Nell’insieme, la strategia cinese della Bri pone problemi che andrebbero affrontati in un dialogo politico e bilanciato tra le nazioni coinvolte, in particolare quelle intermedie tra Cina ed Europa. L’obiettivo dovrebbe essere centrato sulla crescita delle economie della regione euroasiatica, rendendole sostenibili, moderando lo strapotere delle multinazionali, riducendo le dispute politiche e militari tra le nazioni e ripartendo equamente i benefici. Con l’occasione, si potrebbero affrontare anche i temi della sicurezza (Huawei), senza dimenticare in proposito le attività dei nostri alleati americani (Wikileaks e caso Snowden docent), che intercettano allo stesso tempo i nemici, gli amici e i propri cittadini. E sulle industrie del futuro, invece di combattere solo una battaglia interdittiva destinata alla sconfitta, sarebbe interesse dell’Unione Europea (gli Stati Uniti sono in corsa da sempre) far nascere un competitor continentale – e qui siamo nel campo delle chimere – in grado di rappresentare una valida alternativa per i clienti di tali tecnologie, un competitor che fosse espressione di un’industria integrata a livello europeo e che distribuisse equi dividendi economici, industriali e politici a tutte le nazioni Ue, in un settore davvero strategico per il nostro futuro. Di tutto ciò, tuttavia, non si vede l’ombra in un’Europa dominata dal nazionalismo, questo sì sovranista, delle ex-Potenze Europee che, invece di prospettive di crescita e lavoro davvero qualificato, perseguono progetti di dominio politico ed economico miopi e fuori tempo.

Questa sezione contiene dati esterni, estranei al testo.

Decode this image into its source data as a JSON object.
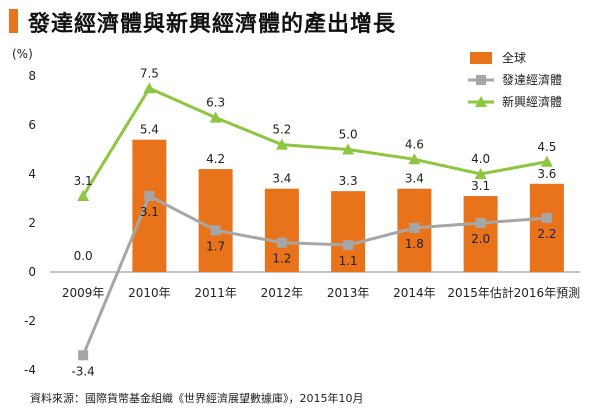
{
  "title": "發達經濟體與新興經濟體的產出增長",
  "source": "資料來源：國際貨幣基金組織《世界經濟展望數據庫》，2015年10月",
  "chart_data": {
    "type": "bar",
    "ylabel": "(%)",
    "ylim": [
      -4,
      8
    ],
    "yticks": [
      -4,
      -2,
      0,
      2,
      4,
      6,
      8
    ],
    "categories": [
      "2009年",
      "2010年",
      "2011年",
      "2012年",
      "2013年",
      "2014年",
      "2015年估計",
      "2016年預測"
    ],
    "legend_position": "top-right",
    "series": [
      {
        "name": "全球",
        "kind": "bar",
        "color": "#e8731a",
        "values": [
          0.0,
          5.4,
          4.2,
          3.4,
          3.3,
          3.4,
          3.1,
          3.6
        ],
        "labels": [
          "0.0",
          "5.4",
          "4.2",
          "3.4",
          "3.3",
          "3.4",
          "3.1",
          "3.6"
        ]
      },
      {
        "name": "發達經濟體",
        "kind": "line",
        "marker": "square",
        "color": "#a6a6a6",
        "values": [
          -3.4,
          3.1,
          1.7,
          1.2,
          1.1,
          1.8,
          2.0,
          2.2
        ],
        "labels": [
          "-3.4",
          "3.1",
          "1.7",
          "1.2",
          "1.1",
          "1.8",
          "2.0",
          "2.2"
        ]
      },
      {
        "name": "新興經濟體",
        "kind": "line",
        "marker": "triangle",
        "color": "#8dc63f",
        "values": [
          3.1,
          7.5,
          6.3,
          5.2,
          5.0,
          4.6,
          4.0,
          4.5
        ],
        "labels": [
          "3.1",
          "7.5",
          "6.3",
          "5.2",
          "5.0",
          "4.6",
          "4.0",
          "4.5"
        ]
      }
    ]
  }
}
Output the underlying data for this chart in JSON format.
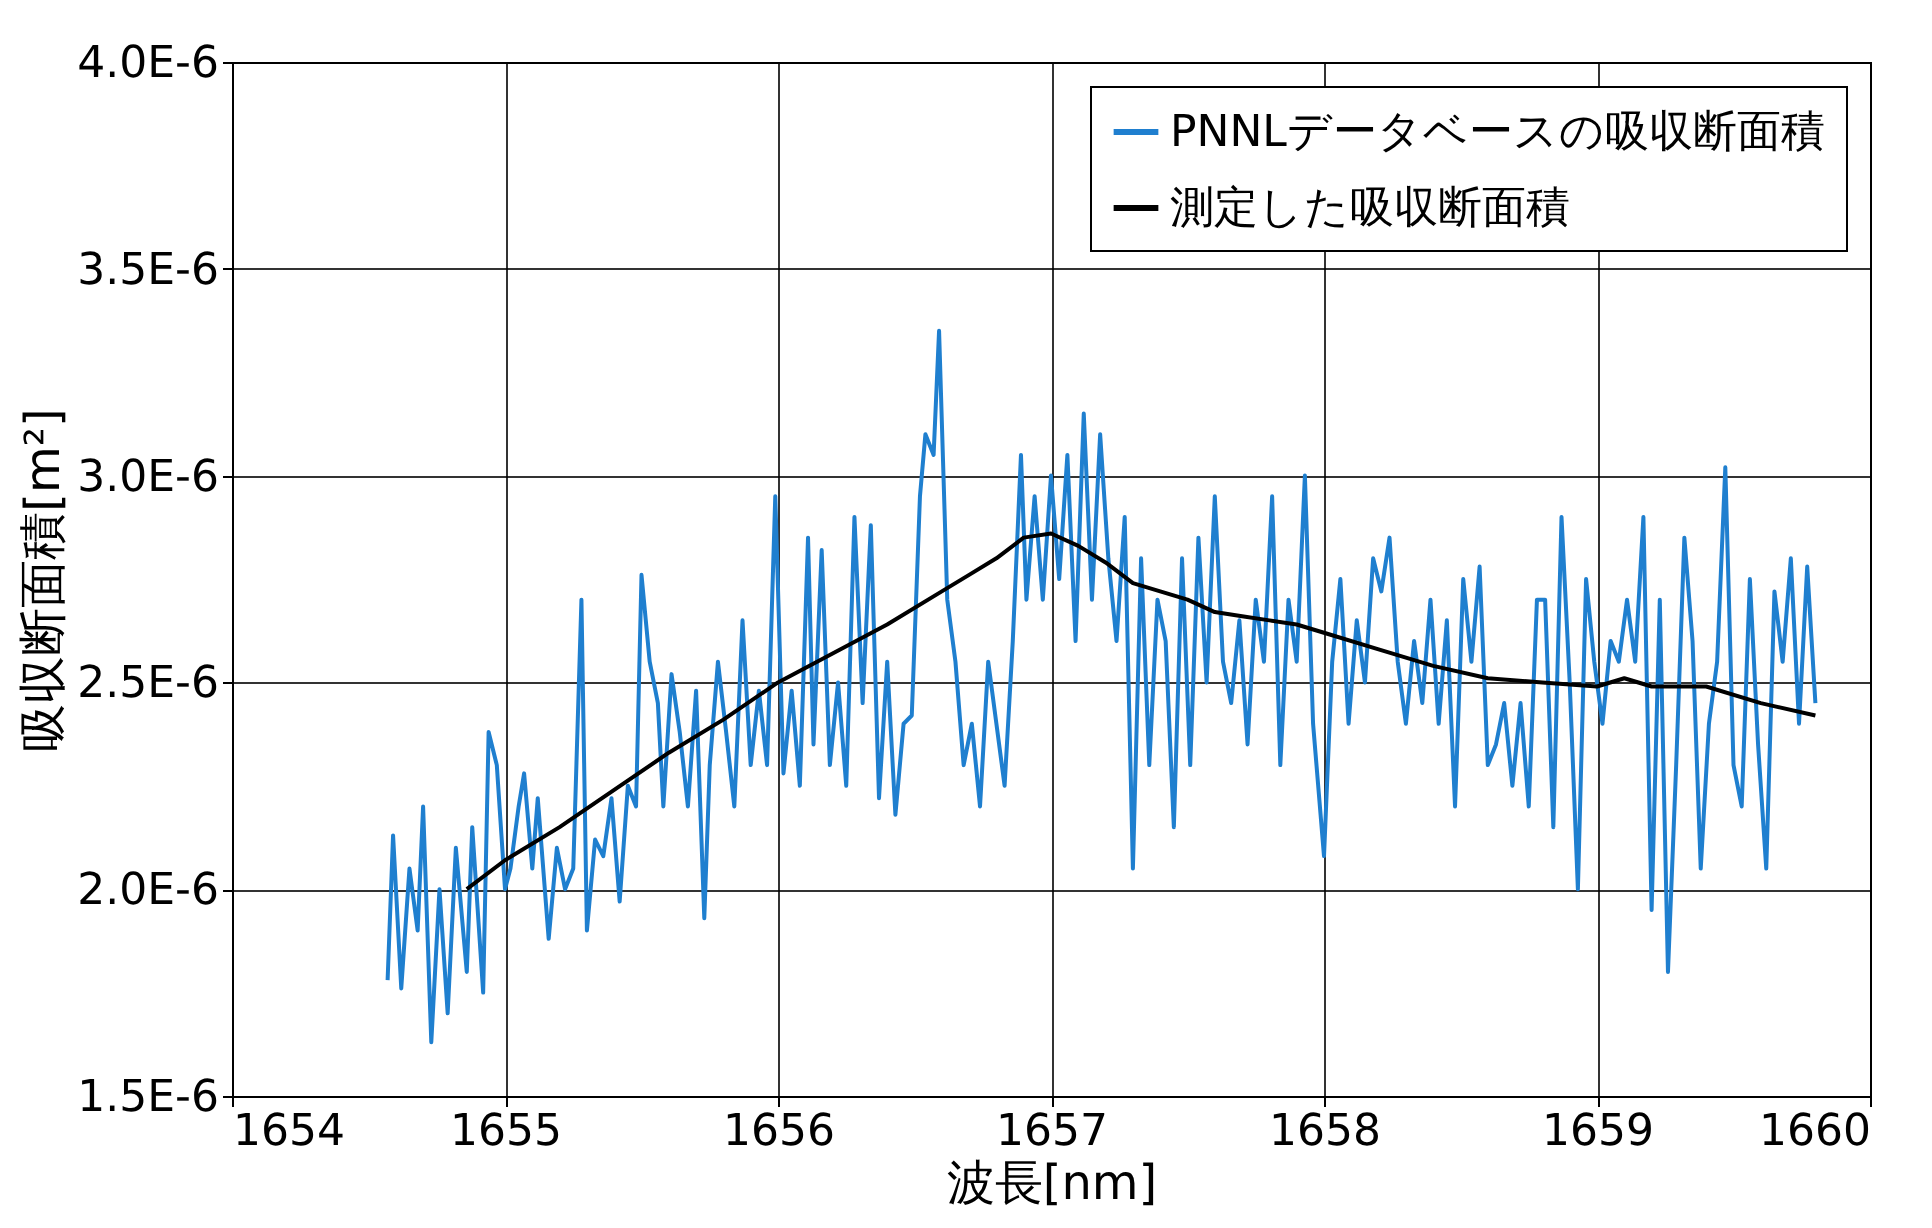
{
  "chart_data": {
    "type": "line",
    "xlabel": "波長[nm]",
    "ylabel": "吸収断面積[m²]",
    "xlim": [
      1654,
      1660
    ],
    "xticks": [
      1654,
      1655,
      1656,
      1657,
      1658,
      1659,
      1660
    ],
    "ylim": [
      1.5e-06,
      4e-06
    ],
    "yticks": [
      {
        "value": 1.5e-06,
        "label": "1.5E-6"
      },
      {
        "value": 2e-06,
        "label": "2.0E-6"
      },
      {
        "value": 2.5e-06,
        "label": "2.5E-6"
      },
      {
        "value": 3e-06,
        "label": "3.0E-6"
      },
      {
        "value": 3.5e-06,
        "label": "3.5E-6"
      },
      {
        "value": 4e-06,
        "label": "4.0E-6"
      }
    ],
    "grid": true,
    "legend": "top right",
    "marker": "none",
    "line_style": "solid",
    "series": [
      {
        "name": "PNNLデータベースの吸収断面積",
        "color": "#1f7fcf",
        "x": [
          1654.57,
          1654.59,
          1654.62,
          1654.65,
          1654.68,
          1654.7,
          1654.73,
          1654.76,
          1654.79,
          1654.82,
          1654.86,
          1654.88,
          1654.92,
          1654.94,
          1654.97,
          1655.0,
          1655.02,
          1655.05,
          1655.07,
          1655.1,
          1655.12,
          1655.16,
          1655.19,
          1655.22,
          1655.25,
          1655.28,
          1655.3,
          1655.33,
          1655.36,
          1655.39,
          1655.42,
          1655.45,
          1655.48,
          1655.5,
          1655.53,
          1655.56,
          1655.58,
          1655.61,
          1655.64,
          1655.67,
          1655.7,
          1655.73,
          1655.75,
          1655.78,
          1655.81,
          1655.84,
          1655.87,
          1655.9,
          1655.93,
          1655.96,
          1655.99,
          1656.02,
          1656.05,
          1656.08,
          1656.11,
          1656.13,
          1656.16,
          1656.19,
          1656.22,
          1656.25,
          1656.28,
          1656.31,
          1656.34,
          1656.37,
          1656.4,
          1656.43,
          1656.46,
          1656.49,
          1656.52,
          1656.54,
          1656.57,
          1656.59,
          1656.62,
          1656.65,
          1656.68,
          1656.71,
          1656.74,
          1656.77,
          1656.8,
          1656.83,
          1656.86,
          1656.89,
          1656.91,
          1656.94,
          1656.97,
          1657.0,
          1657.03,
          1657.06,
          1657.09,
          1657.12,
          1657.15,
          1657.18,
          1657.21,
          1657.24,
          1657.27,
          1657.3,
          1657.33,
          1657.36,
          1657.39,
          1657.42,
          1657.45,
          1657.48,
          1657.51,
          1657.54,
          1657.57,
          1657.6,
          1657.63,
          1657.66,
          1657.69,
          1657.72,
          1657.75,
          1657.78,
          1657.81,
          1657.84,
          1657.87,
          1657.9,
          1657.93,
          1657.96,
          1658.0,
          1658.03,
          1658.06,
          1658.09,
          1658.12,
          1658.15,
          1658.18,
          1658.21,
          1658.24,
          1658.27,
          1658.3,
          1658.33,
          1658.36,
          1658.39,
          1658.42,
          1658.45,
          1658.48,
          1658.51,
          1658.54,
          1658.57,
          1658.6,
          1658.63,
          1658.66,
          1658.69,
          1658.72,
          1658.75,
          1658.78,
          1658.81,
          1658.84,
          1658.87,
          1658.9,
          1658.93,
          1658.96,
          1658.99,
          1659.02,
          1659.05,
          1659.08,
          1659.11,
          1659.14,
          1659.17,
          1659.2,
          1659.23,
          1659.26,
          1659.29,
          1659.32,
          1659.35,
          1659.38,
          1659.41,
          1659.44,
          1659.47,
          1659.5,
          1659.53,
          1659.56,
          1659.59,
          1659.62,
          1659.65,
          1659.68,
          1659.71,
          1659.74,
          1659.77,
          1659.8
        ],
        "values": [
          1.78e-06,
          2.13e-06,
          1.76e-06,
          2.05e-06,
          1.9e-06,
          2.2e-06,
          1.63e-06,
          2e-06,
          1.7e-06,
          2.1e-06,
          1.8e-06,
          2.15e-06,
          1.75e-06,
          2.38e-06,
          2.3e-06,
          2e-06,
          2.05e-06,
          2.2e-06,
          2.28e-06,
          2.05e-06,
          2.22e-06,
          1.88e-06,
          2.1e-06,
          2e-06,
          2.05e-06,
          2.7e-06,
          1.9e-06,
          2.12e-06,
          2.08e-06,
          2.22e-06,
          1.97e-06,
          2.25e-06,
          2.2e-06,
          2.76e-06,
          2.55e-06,
          2.45e-06,
          2.2e-06,
          2.52e-06,
          2.38e-06,
          2.2e-06,
          2.48e-06,
          1.93e-06,
          2.3e-06,
          2.55e-06,
          2.38e-06,
          2.2e-06,
          2.65e-06,
          2.3e-06,
          2.48e-06,
          2.3e-06,
          2.95e-06,
          2.28e-06,
          2.48e-06,
          2.25e-06,
          2.85e-06,
          2.35e-06,
          2.82e-06,
          2.3e-06,
          2.5e-06,
          2.25e-06,
          2.9e-06,
          2.45e-06,
          2.88e-06,
          2.22e-06,
          2.55e-06,
          2.18e-06,
          2.4e-06,
          2.42e-06,
          2.95e-06,
          3.1e-06,
          3.05e-06,
          3.35e-06,
          2.7e-06,
          2.55e-06,
          2.3e-06,
          2.4e-06,
          2.2e-06,
          2.55e-06,
          2.4e-06,
          2.25e-06,
          2.6e-06,
          3.05e-06,
          2.7e-06,
          2.95e-06,
          2.7e-06,
          3e-06,
          2.75e-06,
          3.05e-06,
          2.6e-06,
          3.15e-06,
          2.7e-06,
          3.1e-06,
          2.8e-06,
          2.6e-06,
          2.9e-06,
          2.05e-06,
          2.8e-06,
          2.3e-06,
          2.7e-06,
          2.6e-06,
          2.15e-06,
          2.8e-06,
          2.3e-06,
          2.85e-06,
          2.5e-06,
          2.95e-06,
          2.55e-06,
          2.45e-06,
          2.65e-06,
          2.35e-06,
          2.7e-06,
          2.55e-06,
          2.95e-06,
          2.3e-06,
          2.7e-06,
          2.55e-06,
          3e-06,
          2.4e-06,
          2.08e-06,
          2.55e-06,
          2.75e-06,
          2.4e-06,
          2.65e-06,
          2.5e-06,
          2.8e-06,
          2.72e-06,
          2.85e-06,
          2.55e-06,
          2.4e-06,
          2.6e-06,
          2.45e-06,
          2.7e-06,
          2.4e-06,
          2.65e-06,
          2.2e-06,
          2.75e-06,
          2.55e-06,
          2.78e-06,
          2.3e-06,
          2.35e-06,
          2.45e-06,
          2.25e-06,
          2.45e-06,
          2.2e-06,
          2.7e-06,
          2.7e-06,
          2.15e-06,
          2.9e-06,
          2.5e-06,
          2e-06,
          2.75e-06,
          2.55e-06,
          2.4e-06,
          2.6e-06,
          2.55e-06,
          2.7e-06,
          2.55e-06,
          2.9e-06,
          1.95e-06,
          2.7e-06,
          1.8e-06,
          2.3e-06,
          2.85e-06,
          2.6e-06,
          2.05e-06,
          2.4e-06,
          2.55e-06,
          3.02e-06,
          2.3e-06,
          2.2e-06,
          2.75e-06,
          2.35e-06,
          2.05e-06,
          2.72e-06,
          2.55e-06,
          2.8e-06,
          2.4e-06,
          2.78e-06,
          2.45e-06
        ]
      },
      {
        "name": "測定した吸収断面積",
        "color": "#000000",
        "x": [
          1654.86,
          1655.0,
          1655.2,
          1655.4,
          1655.6,
          1655.8,
          1656.0,
          1656.2,
          1656.4,
          1656.6,
          1656.7,
          1656.8,
          1656.9,
          1657.0,
          1657.1,
          1657.2,
          1657.3,
          1657.4,
          1657.5,
          1657.6,
          1657.7,
          1657.8,
          1657.9,
          1658.0,
          1658.2,
          1658.4,
          1658.6,
          1658.8,
          1659.0,
          1659.1,
          1659.2,
          1659.4,
          1659.6,
          1659.8
        ],
        "values": [
          2e-06,
          2.07e-06,
          2.15e-06,
          2.24e-06,
          2.33e-06,
          2.41e-06,
          2.5e-06,
          2.57e-06,
          2.64e-06,
          2.72e-06,
          2.76e-06,
          2.8e-06,
          2.85e-06,
          2.86e-06,
          2.83e-06,
          2.79e-06,
          2.74e-06,
          2.72e-06,
          2.7e-06,
          2.67e-06,
          2.66e-06,
          2.65e-06,
          2.64e-06,
          2.62e-06,
          2.58e-06,
          2.54e-06,
          2.51e-06,
          2.5e-06,
          2.49e-06,
          2.51e-06,
          2.49e-06,
          2.49e-06,
          2.45e-06,
          2.42e-06
        ]
      }
    ]
  }
}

Si tratta in buona sostanza di temi da affrontare senza ingenuità, ma anche senza eccesso di riverenza con i nostri stessi alleati, quelli europei che impongono politiche distruttive di ricchezza, e quello americano, ricordando a Washington – è solo un esempio - che prima di cancellare unilateralmente il trattato sui missili intermedi con la Russia, avrebbe potuto chiedere il parere dell’Europa, visto che sarebbe quest’ultima a pagare con la propria sopravvivenza un conflitto di teatro (speriamo ipotetico) tra Stati Uniti e Russia.